En 2011, René Passet utilise le terme de bioéconomie : « Il n’est désormais d’économie viable qu’une bio-économie au sens propre, c’est-à-dire une économie ouverte aux lois de la biosphère. Le paradigme qui s’impose aux sociétés n’est plus celui de la mécanique, mais celui de la biologie et des systèmes complexes régissant la survie évolutive de l’humanité et de la biosphère. Dire que l’humanité consomme plus d’une planète est une façon d’affirmer qu’elle a franchi les limites de la capacité de charge de la biosphère. Il s’agit d’un tournant décisif. L’économie se trouve confrontée à sa vraie nature d’activité transformatrice de ressources et d’énergies réelles ; elle ne saurait se reproduire elle-même dans le temps que dans la mesure où ses règles d’optimisation restent subordonnées au respect des fonctions assurant la reproduction à très long terme de la nature ; elle est amenée à se penser dans la reproduction du monde. »
Quand l’économie est devenue la « science » qui consiste à déterminer comment faire le maximum de profits avec le minimum d’investissements matériels et humains, comment s’étonner qu’elle ait oublié le monde physique, ses limites et ses contraintes ? Dans un article de ce blog, nous n’hésitions pas à titrer : Bioéconomie, l’économie comme sous-partie de l’écologie.
* La fable de l’économie telle que l’expose la quasi-totalité des manuels de sciences économiques en fait un système circulaire d’échanges de valeurs entre la sphère des entreprises et la sphère des ménages. C’est un système conceptuellement clos, une sorte de machine intellectuelle réalisant le mouvement perpétuel à l’intérieur d’un grand parc aménagé pour la satisfaction à court terme des plus riches, et pour le plus grand malheur de tous à moyen terme.
** Mon petit Larousse me dit : « Economie, Art de réduire les dépenses » ou « ce que l’on ne dépense pas ». Ce sens traditionnel a malheureusement été bien oublié au profit d’une économie de croissance qui a épuisé la biosphère.
Ne les mettons quand même pas tous dans le même panier. Disons que la plupart des économistes déconnent grave.

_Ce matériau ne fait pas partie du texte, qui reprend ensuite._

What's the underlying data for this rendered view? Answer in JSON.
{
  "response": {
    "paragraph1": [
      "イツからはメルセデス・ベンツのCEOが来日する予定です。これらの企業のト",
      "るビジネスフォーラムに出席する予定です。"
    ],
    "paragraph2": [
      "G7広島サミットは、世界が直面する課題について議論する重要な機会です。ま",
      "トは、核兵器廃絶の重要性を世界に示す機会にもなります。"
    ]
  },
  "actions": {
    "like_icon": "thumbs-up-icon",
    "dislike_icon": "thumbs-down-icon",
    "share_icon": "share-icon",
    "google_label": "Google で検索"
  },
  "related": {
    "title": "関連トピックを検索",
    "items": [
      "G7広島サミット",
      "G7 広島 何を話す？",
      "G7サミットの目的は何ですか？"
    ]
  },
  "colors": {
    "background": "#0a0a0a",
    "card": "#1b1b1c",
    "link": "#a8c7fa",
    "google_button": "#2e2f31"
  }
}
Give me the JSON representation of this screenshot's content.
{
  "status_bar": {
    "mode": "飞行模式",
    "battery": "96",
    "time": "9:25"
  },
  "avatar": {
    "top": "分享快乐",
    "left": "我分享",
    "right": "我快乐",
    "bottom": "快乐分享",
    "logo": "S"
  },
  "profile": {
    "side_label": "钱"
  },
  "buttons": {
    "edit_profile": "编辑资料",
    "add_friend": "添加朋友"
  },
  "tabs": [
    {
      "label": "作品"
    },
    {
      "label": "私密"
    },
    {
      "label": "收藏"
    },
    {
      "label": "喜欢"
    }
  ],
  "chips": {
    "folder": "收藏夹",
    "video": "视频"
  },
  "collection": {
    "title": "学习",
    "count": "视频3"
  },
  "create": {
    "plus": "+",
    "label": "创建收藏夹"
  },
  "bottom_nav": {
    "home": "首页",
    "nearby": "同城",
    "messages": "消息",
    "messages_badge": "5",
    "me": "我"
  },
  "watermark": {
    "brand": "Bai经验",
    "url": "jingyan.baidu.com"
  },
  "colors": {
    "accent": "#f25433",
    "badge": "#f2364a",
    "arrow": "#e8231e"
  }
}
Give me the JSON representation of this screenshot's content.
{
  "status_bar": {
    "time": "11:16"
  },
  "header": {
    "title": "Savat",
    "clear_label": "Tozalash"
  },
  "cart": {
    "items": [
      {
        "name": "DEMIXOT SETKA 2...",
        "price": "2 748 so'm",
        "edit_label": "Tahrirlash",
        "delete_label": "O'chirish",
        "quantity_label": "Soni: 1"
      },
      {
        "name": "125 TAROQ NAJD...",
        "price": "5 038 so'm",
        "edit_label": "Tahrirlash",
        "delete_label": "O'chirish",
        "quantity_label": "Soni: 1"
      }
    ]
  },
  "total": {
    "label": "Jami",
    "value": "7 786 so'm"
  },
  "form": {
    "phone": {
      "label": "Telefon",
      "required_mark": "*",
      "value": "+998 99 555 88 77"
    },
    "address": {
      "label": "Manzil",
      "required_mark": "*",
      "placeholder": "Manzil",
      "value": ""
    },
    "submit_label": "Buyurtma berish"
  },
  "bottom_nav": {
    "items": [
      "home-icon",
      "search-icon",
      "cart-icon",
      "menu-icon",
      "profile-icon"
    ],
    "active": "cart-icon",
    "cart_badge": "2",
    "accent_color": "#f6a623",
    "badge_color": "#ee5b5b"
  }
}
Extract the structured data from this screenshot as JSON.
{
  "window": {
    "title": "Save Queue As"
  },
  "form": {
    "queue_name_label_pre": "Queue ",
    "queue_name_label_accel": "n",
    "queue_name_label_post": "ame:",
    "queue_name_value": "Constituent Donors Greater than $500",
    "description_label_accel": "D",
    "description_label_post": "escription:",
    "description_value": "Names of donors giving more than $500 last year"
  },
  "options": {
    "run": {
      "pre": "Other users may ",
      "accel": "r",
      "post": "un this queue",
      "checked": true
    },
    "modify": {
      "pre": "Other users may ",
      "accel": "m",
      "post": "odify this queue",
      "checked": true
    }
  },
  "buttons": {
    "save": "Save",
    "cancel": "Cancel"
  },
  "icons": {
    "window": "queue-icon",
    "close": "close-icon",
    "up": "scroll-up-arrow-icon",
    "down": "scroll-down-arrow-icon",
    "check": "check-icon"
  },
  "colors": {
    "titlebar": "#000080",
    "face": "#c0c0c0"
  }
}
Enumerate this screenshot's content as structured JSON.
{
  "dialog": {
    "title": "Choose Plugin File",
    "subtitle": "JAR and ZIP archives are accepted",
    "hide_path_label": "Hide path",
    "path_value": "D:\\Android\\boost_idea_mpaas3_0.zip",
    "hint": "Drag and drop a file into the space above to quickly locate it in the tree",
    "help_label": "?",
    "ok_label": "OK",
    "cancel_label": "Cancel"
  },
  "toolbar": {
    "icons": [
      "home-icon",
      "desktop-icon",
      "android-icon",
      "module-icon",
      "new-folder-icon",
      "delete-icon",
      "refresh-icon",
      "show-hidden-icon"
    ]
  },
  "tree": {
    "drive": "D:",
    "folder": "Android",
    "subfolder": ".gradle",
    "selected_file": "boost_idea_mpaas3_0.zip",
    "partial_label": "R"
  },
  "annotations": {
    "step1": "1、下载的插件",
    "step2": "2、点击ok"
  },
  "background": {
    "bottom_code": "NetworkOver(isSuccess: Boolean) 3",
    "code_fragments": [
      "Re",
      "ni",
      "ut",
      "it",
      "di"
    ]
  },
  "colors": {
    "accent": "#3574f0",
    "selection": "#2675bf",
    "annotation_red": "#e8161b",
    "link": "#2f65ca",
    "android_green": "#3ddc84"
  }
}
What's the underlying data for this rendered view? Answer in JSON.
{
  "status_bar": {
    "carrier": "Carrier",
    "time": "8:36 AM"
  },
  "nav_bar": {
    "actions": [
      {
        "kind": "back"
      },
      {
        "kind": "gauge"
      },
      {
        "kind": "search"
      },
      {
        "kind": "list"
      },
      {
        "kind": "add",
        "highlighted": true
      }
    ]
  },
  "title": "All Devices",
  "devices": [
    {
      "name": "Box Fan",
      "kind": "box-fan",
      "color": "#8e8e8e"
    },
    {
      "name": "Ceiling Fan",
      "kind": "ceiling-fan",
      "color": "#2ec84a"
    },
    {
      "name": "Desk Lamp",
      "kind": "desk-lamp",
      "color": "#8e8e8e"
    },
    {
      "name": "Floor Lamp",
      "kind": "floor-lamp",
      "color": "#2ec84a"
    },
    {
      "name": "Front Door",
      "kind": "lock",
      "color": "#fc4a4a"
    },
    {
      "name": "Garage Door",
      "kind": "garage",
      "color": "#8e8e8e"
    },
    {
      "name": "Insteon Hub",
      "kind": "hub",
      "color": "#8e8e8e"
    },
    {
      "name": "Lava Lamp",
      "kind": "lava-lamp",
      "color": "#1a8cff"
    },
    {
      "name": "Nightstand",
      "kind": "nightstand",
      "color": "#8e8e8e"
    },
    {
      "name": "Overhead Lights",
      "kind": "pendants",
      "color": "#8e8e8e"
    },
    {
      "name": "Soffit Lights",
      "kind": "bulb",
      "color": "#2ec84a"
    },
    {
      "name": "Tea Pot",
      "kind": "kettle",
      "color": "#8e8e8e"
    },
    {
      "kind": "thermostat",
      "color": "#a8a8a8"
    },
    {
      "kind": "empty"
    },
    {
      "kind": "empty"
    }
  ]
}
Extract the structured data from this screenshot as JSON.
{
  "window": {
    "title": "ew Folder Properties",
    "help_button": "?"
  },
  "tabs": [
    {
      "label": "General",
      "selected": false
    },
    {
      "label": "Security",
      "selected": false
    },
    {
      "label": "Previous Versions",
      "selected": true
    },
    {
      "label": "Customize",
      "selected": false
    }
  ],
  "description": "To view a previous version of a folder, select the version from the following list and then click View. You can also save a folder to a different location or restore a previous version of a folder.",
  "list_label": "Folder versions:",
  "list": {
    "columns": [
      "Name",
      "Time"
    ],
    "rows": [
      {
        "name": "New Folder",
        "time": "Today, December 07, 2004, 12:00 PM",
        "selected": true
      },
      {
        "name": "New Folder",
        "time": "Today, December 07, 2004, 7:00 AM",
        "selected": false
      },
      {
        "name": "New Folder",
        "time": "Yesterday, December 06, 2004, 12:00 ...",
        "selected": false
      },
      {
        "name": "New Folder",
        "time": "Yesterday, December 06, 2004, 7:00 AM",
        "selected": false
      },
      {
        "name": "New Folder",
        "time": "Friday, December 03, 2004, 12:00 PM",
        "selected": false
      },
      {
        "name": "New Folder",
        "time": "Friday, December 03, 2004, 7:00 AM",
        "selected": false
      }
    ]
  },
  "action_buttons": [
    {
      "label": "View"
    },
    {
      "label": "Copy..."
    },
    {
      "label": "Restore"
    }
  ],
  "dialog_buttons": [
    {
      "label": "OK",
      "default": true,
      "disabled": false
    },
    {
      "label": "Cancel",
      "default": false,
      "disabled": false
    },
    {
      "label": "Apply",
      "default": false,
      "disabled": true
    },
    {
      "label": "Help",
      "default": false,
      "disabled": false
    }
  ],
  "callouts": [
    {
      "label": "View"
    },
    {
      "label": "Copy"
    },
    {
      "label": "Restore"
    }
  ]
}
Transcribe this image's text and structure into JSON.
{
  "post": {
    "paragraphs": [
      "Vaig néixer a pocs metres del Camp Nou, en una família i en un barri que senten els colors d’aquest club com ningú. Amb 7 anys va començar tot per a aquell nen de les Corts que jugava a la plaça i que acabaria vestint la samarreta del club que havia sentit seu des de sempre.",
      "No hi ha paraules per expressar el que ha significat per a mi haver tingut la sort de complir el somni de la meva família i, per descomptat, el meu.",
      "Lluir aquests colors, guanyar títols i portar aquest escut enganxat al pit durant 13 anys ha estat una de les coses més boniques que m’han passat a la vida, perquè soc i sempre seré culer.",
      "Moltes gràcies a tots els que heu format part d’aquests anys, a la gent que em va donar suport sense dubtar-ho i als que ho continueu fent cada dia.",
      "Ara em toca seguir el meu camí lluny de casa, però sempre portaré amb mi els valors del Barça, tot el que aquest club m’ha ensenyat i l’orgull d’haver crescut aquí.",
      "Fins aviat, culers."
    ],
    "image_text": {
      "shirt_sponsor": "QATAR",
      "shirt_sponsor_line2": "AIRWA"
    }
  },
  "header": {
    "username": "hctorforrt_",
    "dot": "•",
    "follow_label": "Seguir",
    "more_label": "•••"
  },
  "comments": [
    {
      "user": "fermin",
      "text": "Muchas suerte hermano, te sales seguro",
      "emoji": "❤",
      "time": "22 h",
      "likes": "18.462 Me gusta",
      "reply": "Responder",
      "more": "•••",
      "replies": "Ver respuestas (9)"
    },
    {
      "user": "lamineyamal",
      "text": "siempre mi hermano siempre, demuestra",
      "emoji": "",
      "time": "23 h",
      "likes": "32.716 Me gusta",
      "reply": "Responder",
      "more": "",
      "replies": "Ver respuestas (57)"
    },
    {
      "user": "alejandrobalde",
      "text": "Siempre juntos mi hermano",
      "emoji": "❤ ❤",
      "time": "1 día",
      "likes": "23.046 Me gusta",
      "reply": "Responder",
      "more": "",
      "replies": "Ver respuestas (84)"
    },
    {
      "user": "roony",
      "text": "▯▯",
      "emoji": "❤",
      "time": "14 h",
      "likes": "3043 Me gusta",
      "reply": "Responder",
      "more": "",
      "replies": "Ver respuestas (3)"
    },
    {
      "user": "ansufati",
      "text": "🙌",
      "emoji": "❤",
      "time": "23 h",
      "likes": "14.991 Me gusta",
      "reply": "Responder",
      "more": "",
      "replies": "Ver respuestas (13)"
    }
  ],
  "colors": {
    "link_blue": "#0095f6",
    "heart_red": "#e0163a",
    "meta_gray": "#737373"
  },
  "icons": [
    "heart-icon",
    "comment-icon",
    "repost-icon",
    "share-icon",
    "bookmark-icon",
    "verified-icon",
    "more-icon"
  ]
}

En attendant, la critique de l’économie orthodoxe n’est pas nouvelle. On peut déjà citer l’ «Introduction générale à la critique de l’économie politique» de Karl Marx, publiée en 1859. Bien plus récent, en 2000 Albert Jacquard publie «J’accuse l’économie triomphante». Et puis l’«Antimanuel d’économie» de Bernard Maris, ou encore le «Petit bréviaire des idées reçues en économie» par Les Econoclastes. Bref, il y a longtemps qu’on sait, que la plupart ses économistes ne sont que des curés aveuglés par leur religion.
En commentaire de l’article «Le faux clivage entre économie et écologie», le 26 oct 2020 à 11:55 j’ai dit (écrit) que la raison voudrait que l’une et l’autre se fondent dans l’autre, pour n’en faire plus qu’une. Et peu importe alors le nom de cette réconciliation.
Certains l’appellent donc «économie biophysique», d’autres «bioéconomie», d’autres encore «reproduction durable». Avec ça nous voilà bien avancés, donnons-nous rendez-vous dans 100 ans pour voir ce que nous en avons fait.